On AI, Forlizzi notes Salsify is using AI most actively in software development (code assistants accelerating release velocity) and in a customer intelligence tool called VIP that aggregates internal CRM data and external signals to give a 360-degree customer view. Within finance, AI adoption is still early because the company is prioritizing data quality and governance first. He argues that clean, well-defined data must precede AI agent deployment. Key uncertainties around AI include token pricing opacity, cost governance risks from ungoverned LLM licenses, and the unclear impact on how work gets done. He also discusses the challenge of pricing AI features for customers—using benchmarks from ~50 early adopters and offering usage buffers to ease adoption. Looking ahead, Forlizzi's 12-month priority is completing data cleanup to enable AI-powered business partnering that gives finance a 'superpower' in providing real-time insights to the broader organization.
Key Insights
- Forlizzi argues that at Veracode, the decision to pursue a 'big bang' operational overhaul—rather than incremental improvements—was the critical factor that enabled a clean due diligence process and ultimately contributed to the $2.5 billion exit valuation with no material findings that impacted price.

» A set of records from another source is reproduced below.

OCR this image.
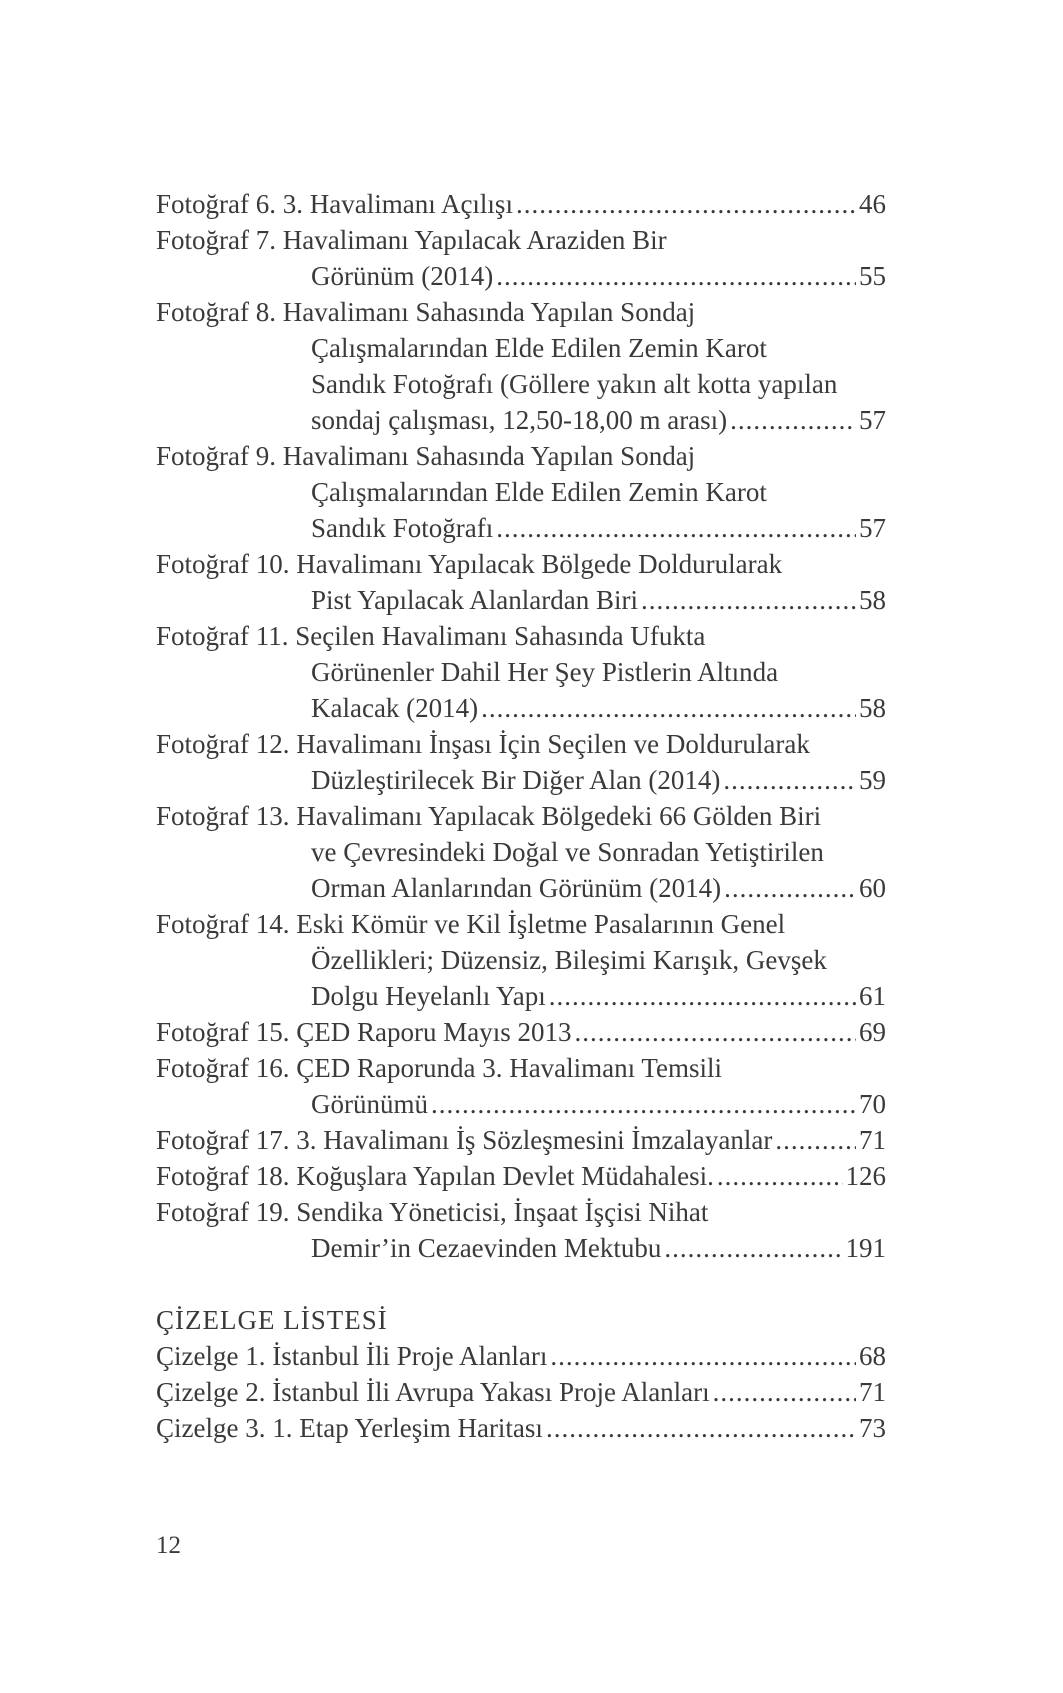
Fotoğraf 6. 3. Havalimanı Açılışı .....	46
Fotoğraf 7. Havalimanı Yapılacak Araziden Bir
Görünüm (2014) .....	55
Fotoğraf 8. Havalimanı Sahasında Yapılan Sondaj
Çalışmalarından Elde Edilen Zemin Karot
Sandık Fotoğrafı (Göllere yakın alt kotta yapılan
sondaj çalışması, 12,50-18,00 m arası) .....	57
Fotoğraf 9. Havalimanı Sahasında Yapılan Sondaj
Çalışmalarından Elde Edilen Zemin Karot
Sandık Fotoğrafı .....	57
Fotoğraf 10. Havalimanı Yapılacak Bölgede Doldurularak
Pist Yapılacak Alanlardan Biri .....	58
Fotoğraf 11. Seçilen Havalimanı Sahasında Ufukta
Görünenler Dahil Her Şey Pistlerin Altında
Kalacak (2014) .....	58
Fotoğraf 12. Havalimanı İnşası İçin Seçilen ve Doldurularak
Düzleştirilecek Bir Diğer Alan (2014) .....	59
Fotoğraf 13. Havalimanı Yapılacak Bölgedeki 66 Gölden Biri
ve Çevresindeki Doğal ve Sonradan Yetiştirilen
Orman Alanlarından Görünüm (2014) .....	60
Fotoğraf 14. Eski Kömür ve Kil İşletme Pasalarının Genel
Özellikleri; Düzensiz, Bileşimi Karışık, Gevşek
Dolgu Heyelanlı Yapı .....	61
Fotoğraf 15. ÇED Raporu Mayıs 2013 .....	69
Fotoğraf 16. ÇED Raporunda 3. Havalimanı Temsili
Görünümü .....	70
Fotoğraf 17. 3. Havalimanı İş Sözleşmesini İmzalayanlar .....	71
Fotoğraf 18. Koğuşlara Yapılan Devlet Müdahalesi. .....	126
Fotoğraf 19. Sendika Yöneticisi, İnşaat İşçisi Nihat
Demir’in Cezaevinden Mektubu .....	191
ÇİZELGE LİSTESİ
Çizelge 1. İstanbul İli Proje Alanları .....	68
Çizelge 2. İstanbul İli Avrupa Yakası Proje Alanları .....	71
Çizelge 3. 1. Etap Yerleşim Haritası .....	73
12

- Forlizzi claims that Veracode's 1,000 product SKUs for just four products was a major operational dysfunction, and reducing them to 30 dramatically simplified the sales process and improved business clarity across the organization.
- Forlizzi contends that inconsistent metric definitions across different parts of a business—even when the right metrics are being tracked—create a fundamental lack of a single source of truth that undermines operational credibility with PE-backed boards.
- Forlizzi states that Salsify's mixed VC and PE board creates an inherent tension, with VC pushing growth and PE pushing profitability, and that the Rule of 40 serves as the practical framework for navigating that tension.
- Forlizzi argues that AI deployment in finance must be preceded by data quality work, stating that Salsify has deliberately delayed AI agent deployment because the underlying data definitions and governance are not yet clean enough to produce reliable outputs.
- Forlizzi describes AI token pricing as a major unresolved uncertainty, noting that neither vendors nor buyers can yet predict consumption levels, making it difficult to structure contracts or benchmark usage—even with approximately 50 early customer deployments of Salsify's AI product.
- Forlizzi claims that in the SaaS model, vendors have a structural advantage over legacy software companies because platform visibility into customer usage allows them to learn consumption patterns and refine pricing models in ways that were impossible when software was installed on-premise.
- Forlizzi characterizes his finance team's current AI ambition as using agents to deliver 80% of analytical insight autonomously, with humans adding the remaining 20%—framing this as a 'superpower' for business partnering rather than a replacement for financial judgment.